A3 Ultra VMs are arriving soon
Trillium promises significant improvements over its predecessor, TPU v5e, with a fourfold improvement in training performance and an up to threefold increase in inference throughput. Trillium delivers twice the HBM capacity and doubled Interchip Interconnect (ICI) bandwidth, making it particularly suitable for large language models such as Gemma 2 and Llama, as well as for compute-intensive inference applications, including diffusion models such as Stable Diffusion XL.
Google is also keen to highlight Trillium’s emphasis on energy efficiency, with a claimed 67% increase compared to previous generations.

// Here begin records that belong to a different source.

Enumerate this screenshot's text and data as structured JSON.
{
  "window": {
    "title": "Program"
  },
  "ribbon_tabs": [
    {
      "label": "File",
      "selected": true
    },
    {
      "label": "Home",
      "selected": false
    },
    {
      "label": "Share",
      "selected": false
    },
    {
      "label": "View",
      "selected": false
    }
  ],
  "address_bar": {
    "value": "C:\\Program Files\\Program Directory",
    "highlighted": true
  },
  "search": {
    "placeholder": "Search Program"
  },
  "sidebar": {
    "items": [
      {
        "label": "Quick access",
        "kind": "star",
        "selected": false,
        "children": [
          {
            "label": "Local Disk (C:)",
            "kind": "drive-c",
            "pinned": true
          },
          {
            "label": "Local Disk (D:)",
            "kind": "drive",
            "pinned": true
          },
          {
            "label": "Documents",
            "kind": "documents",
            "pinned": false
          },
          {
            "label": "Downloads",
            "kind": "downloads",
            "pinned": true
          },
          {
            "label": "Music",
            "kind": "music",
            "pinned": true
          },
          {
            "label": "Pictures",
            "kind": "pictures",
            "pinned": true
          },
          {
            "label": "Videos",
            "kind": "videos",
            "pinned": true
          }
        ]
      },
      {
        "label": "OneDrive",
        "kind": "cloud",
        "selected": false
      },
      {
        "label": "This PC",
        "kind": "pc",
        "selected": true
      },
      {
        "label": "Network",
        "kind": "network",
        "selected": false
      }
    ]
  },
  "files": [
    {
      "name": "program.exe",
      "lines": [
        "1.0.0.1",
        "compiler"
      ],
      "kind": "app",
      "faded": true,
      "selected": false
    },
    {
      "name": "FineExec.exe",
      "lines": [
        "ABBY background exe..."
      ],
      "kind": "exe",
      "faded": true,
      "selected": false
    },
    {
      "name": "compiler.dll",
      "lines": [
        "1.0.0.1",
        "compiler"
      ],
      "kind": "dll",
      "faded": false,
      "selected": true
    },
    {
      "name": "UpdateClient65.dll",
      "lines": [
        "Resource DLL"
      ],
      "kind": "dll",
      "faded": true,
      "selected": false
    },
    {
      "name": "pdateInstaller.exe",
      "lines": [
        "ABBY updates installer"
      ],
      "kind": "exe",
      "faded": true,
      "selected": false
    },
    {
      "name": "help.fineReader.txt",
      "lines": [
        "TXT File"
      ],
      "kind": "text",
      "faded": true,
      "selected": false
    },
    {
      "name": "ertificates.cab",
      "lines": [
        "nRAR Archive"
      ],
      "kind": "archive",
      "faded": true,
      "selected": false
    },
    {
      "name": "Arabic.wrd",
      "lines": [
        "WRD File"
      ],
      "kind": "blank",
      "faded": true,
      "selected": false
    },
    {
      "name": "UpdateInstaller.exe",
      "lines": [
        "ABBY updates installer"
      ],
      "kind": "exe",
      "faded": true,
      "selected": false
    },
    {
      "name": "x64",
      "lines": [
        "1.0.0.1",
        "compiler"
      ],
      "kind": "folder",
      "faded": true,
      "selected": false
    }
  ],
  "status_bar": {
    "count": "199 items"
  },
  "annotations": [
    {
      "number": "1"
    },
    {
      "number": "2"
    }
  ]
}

Google says its new TPU has shown significantly improved performance in benchmark tests, delivering four times faster training speeds for models like the Gemma 2-27b and Llama2-70B. For inference tasks, Trillium achieved three times greater throughput than TPU v5e, particularly excelling in models that require extensive compute resources.
According to Google, scaling is another strong point of Trillium. The TPU can connect up to 256 chips in a single high-bandwidth pod, expandable to thousands of chips within Google’s Jupiter data center network, providing near-linear scalability for extensive AI training tasks. With Multislice software, Trillium maintains consistent performance across hundreds of pods.
In connection with the arrival of Trillium, Google also announced the A3 Ultra VMs with Nvidia H200 Tensor Core GPUs. Scheduled for a preview this month, they will offer Google Cloud customers a powerful GPU option within the tech giant’s AI infrastructure.